Her jeremiad might have been straightforward advocacy, but its content was well in line with her network’s editorial agenda, which has encouraged primetime personalities like Jake Tapper and Arwa Damon to also make the case for attacking Syria.
Ward’s speech crested with a tribute to Salafi-jihadist insurgent groups like al-Nusra and Ahrar al-Sham.
Whitewashing rebel atrocities, attacking critics
...During her U.N. testimony, Ward slipped in a bizarre reference to the rebels who had been transferred by bus from territory they lost to other zones of opposition control in accordance with internationally brokered agreements.
“Many of them are loaded onto buses and never see the light of day again,” she claimed, falsely suggesting that the so-called “green buses” common to such transfer deals were a one-way ticket to slaughter.

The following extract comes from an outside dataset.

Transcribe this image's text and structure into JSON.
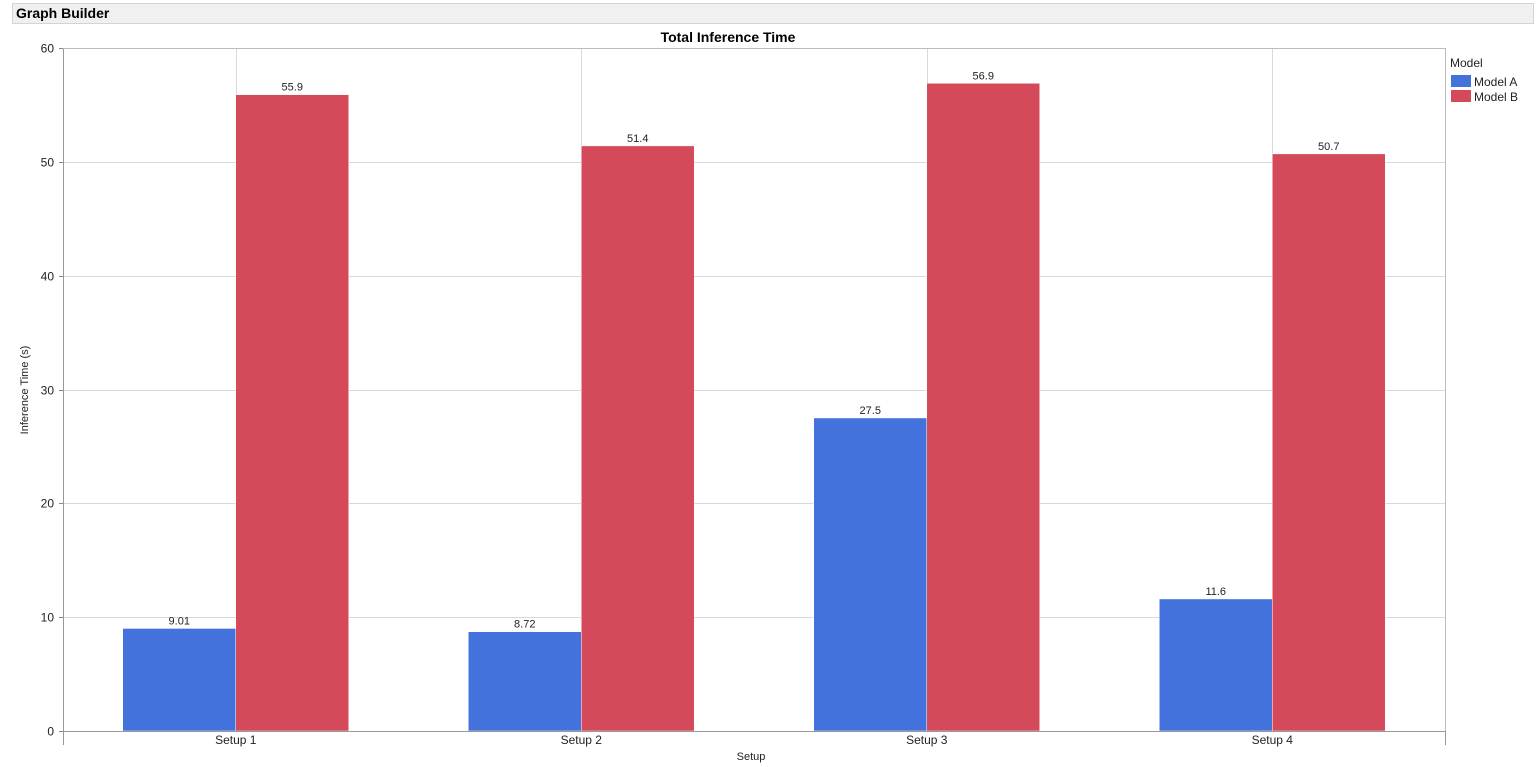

There was, in fact, one incident where such a gruesome scenario took place during a population transfer agreement. But it did not fit the regime change narrative propagated by CNN, so Ward and her colleagues did their best to gloss over it.

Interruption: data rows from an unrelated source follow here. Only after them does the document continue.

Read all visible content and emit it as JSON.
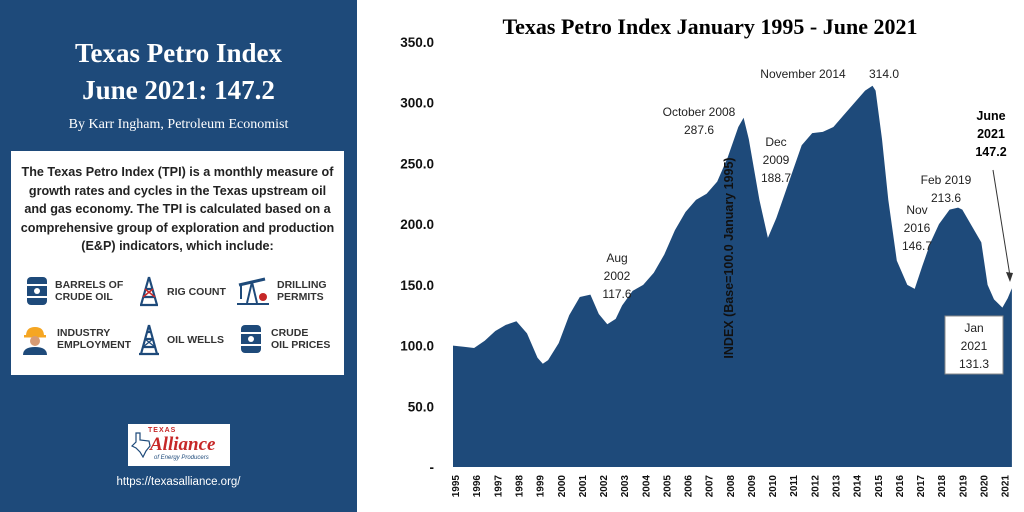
{
  "panel": {
    "title": "Texas Petro Index",
    "subtitle": "June 2021: 147.2",
    "byline": "By Karr Ingham, Petroleum Economist",
    "description": "The Texas Petro Index (TPI) is a monthly measure of growth rates and cycles in the Texas upstream oil and gas economy. The TPI is calculated based on a comprehensive group of exploration and production (E&P) indicators, which include:",
    "indicators": [
      {
        "label": "BARRELS OF\nCRUDE OIL",
        "icon": "barrel-icon"
      },
      {
        "label": "RIG COUNT",
        "icon": "rig-icon"
      },
      {
        "label": "DRILLING\nPERMITS",
        "icon": "pumpjack-icon"
      },
      {
        "label": "INDUSTRY\nEMPLOYMENT",
        "icon": "worker-icon"
      },
      {
        "label": "OIL WELLS",
        "icon": "derrick-icon"
      },
      {
        "label": "CRUDE\nOIL PRICES",
        "icon": "barrel-price-icon"
      }
    ],
    "logo": {
      "top": "TEXAS",
      "main": "Alliance",
      "sub": "of Energy Producers"
    },
    "url": "https://texasalliance.org/"
  },
  "colors": {
    "panel_bg": "#1e4a7a",
    "area_fill": "#1e4a7a",
    "logo_red": "#c62828"
  },
  "chart_data": {
    "type": "area",
    "title": "Texas Petro Index January 1995 - June 2021",
    "ylabel": "INDEX (Base=100.0 January 1995)",
    "xlabel": "",
    "ylim": [
      0,
      350
    ],
    "yticks": [
      "-",
      "50.0",
      "100.0",
      "150.0",
      "200.0",
      "250.0",
      "300.0",
      "350.0"
    ],
    "xticks": [
      "1995",
      "1996",
      "1997",
      "1998",
      "1999",
      "2000",
      "2001",
      "2002",
      "2003",
      "2004",
      "2005",
      "2006",
      "2007",
      "2008",
      "2009",
      "2010",
      "2011",
      "2012",
      "2013",
      "2014",
      "2015",
      "2016",
      "2017",
      "2018",
      "2019",
      "2020",
      "2021"
    ],
    "grid": false,
    "series": [
      {
        "x": [
          1995.0,
          1995.5,
          1996.0,
          1996.5,
          1997.0,
          1997.5,
          1998.0,
          1998.5,
          1999.0,
          1999.25,
          1999.5,
          2000.0,
          2000.5,
          2001.0,
          2001.5,
          2001.9,
          2002.3,
          2002.7,
          2003.0,
          2003.5,
          2004.0,
          2004.5,
          2005.0,
          2005.5,
          2006.0,
          2006.5,
          2007.0,
          2007.5,
          2008.0,
          2008.5,
          2008.75,
          2009.0,
          2009.5,
          2009.9,
          2010.3,
          2010.7,
          2011.0,
          2011.5,
          2012.0,
          2012.5,
          2013.0,
          2013.5,
          2014.0,
          2014.5,
          2014.85,
          2015.0,
          2015.3,
          2015.6,
          2016.0,
          2016.5,
          2016.85,
          2017.2,
          2017.6,
          2018.0,
          2018.5,
          2018.9,
          2019.1,
          2019.5,
          2020.0,
          2020.3,
          2020.6,
          2021.0,
          2021.25,
          2021.45
        ],
        "y": [
          100.0,
          99.0,
          98.0,
          104.0,
          112.0,
          117.0,
          120.0,
          110.0,
          90.0,
          85.0,
          88.0,
          102.0,
          125.0,
          140.0,
          142.0,
          126.0,
          117.6,
          122.0,
          133.0,
          145.0,
          150.0,
          160.0,
          175.0,
          195.0,
          210.0,
          220.0,
          225.0,
          235.0,
          255.0,
          280.0,
          287.6,
          270.0,
          220.0,
          188.7,
          205.0,
          225.0,
          240.0,
          265.0,
          275.0,
          276.0,
          280.0,
          290.0,
          300.0,
          310.0,
          314.0,
          310.0,
          270.0,
          220.0,
          170.0,
          150.0,
          146.7,
          165.0,
          185.0,
          200.0,
          212.0,
          213.6,
          212.0,
          200.0,
          185.0,
          150.0,
          138.0,
          131.3,
          139.0,
          147.2
        ]
      }
    ],
    "annotations": [
      {
        "text": [
          "Aug",
          "2002",
          "117.6"
        ]
      },
      {
        "text": [
          "October 2008",
          "287.6"
        ]
      },
      {
        "text": [
          "Dec",
          "2009",
          "188.7"
        ]
      },
      {
        "text": [
          "November 2014",
          "314.0"
        ]
      },
      {
        "text": [
          "Nov",
          "2016",
          "146.7"
        ]
      },
      {
        "text": [
          "Feb 2019",
          "213.6"
        ]
      },
      {
        "text": [
          "Jan",
          "2021",
          "131.3"
        ]
      },
      {
        "text": [
          "June",
          "2021",
          "147.2"
        ]
      }
    ]
  }
}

On April 15, a suicide bomber affiliated with the armed opposition attacked a convoy of buses evacuating civilians from Shia-majority villages that had been besieged for years by rebels led by al-Nusra and Ahrar al-Sham. When the bomber arrived, he had reportedly dangled bags of potato chips from his truck to lure hungry children toward him. Over 100 evacuees were killed in the blast, including 80 children.
The massacre in Rashidin was one of the most obscene atrocities of the Syrian civil war. But Assad and his forces were not responsible. Indeed, the killers were the very men Ward had celebrated before the U.N. as “heroes on the ground."
CNN covered the incident in a single brief report, with correspondent Nick Patton Walsh downplaying the atrocity as a "hiccup."
...Since the beginning of Syria’s civil war, CNN has virtually ignored the experiences of those who live in constant fear of the U.S. and Gulf-backed rebels that Ward branded as "heroes."
In her apparent zeal for access, Clarissa Ward solicited a working partnership with one of al-Qaeda’s top propagandists in Syria, Bilal Abdul Kareem. Having reaped the benefits of its star correspondent’s partnership with a jihadist “media man,” CNN now seeks to erase their affiliation altogether.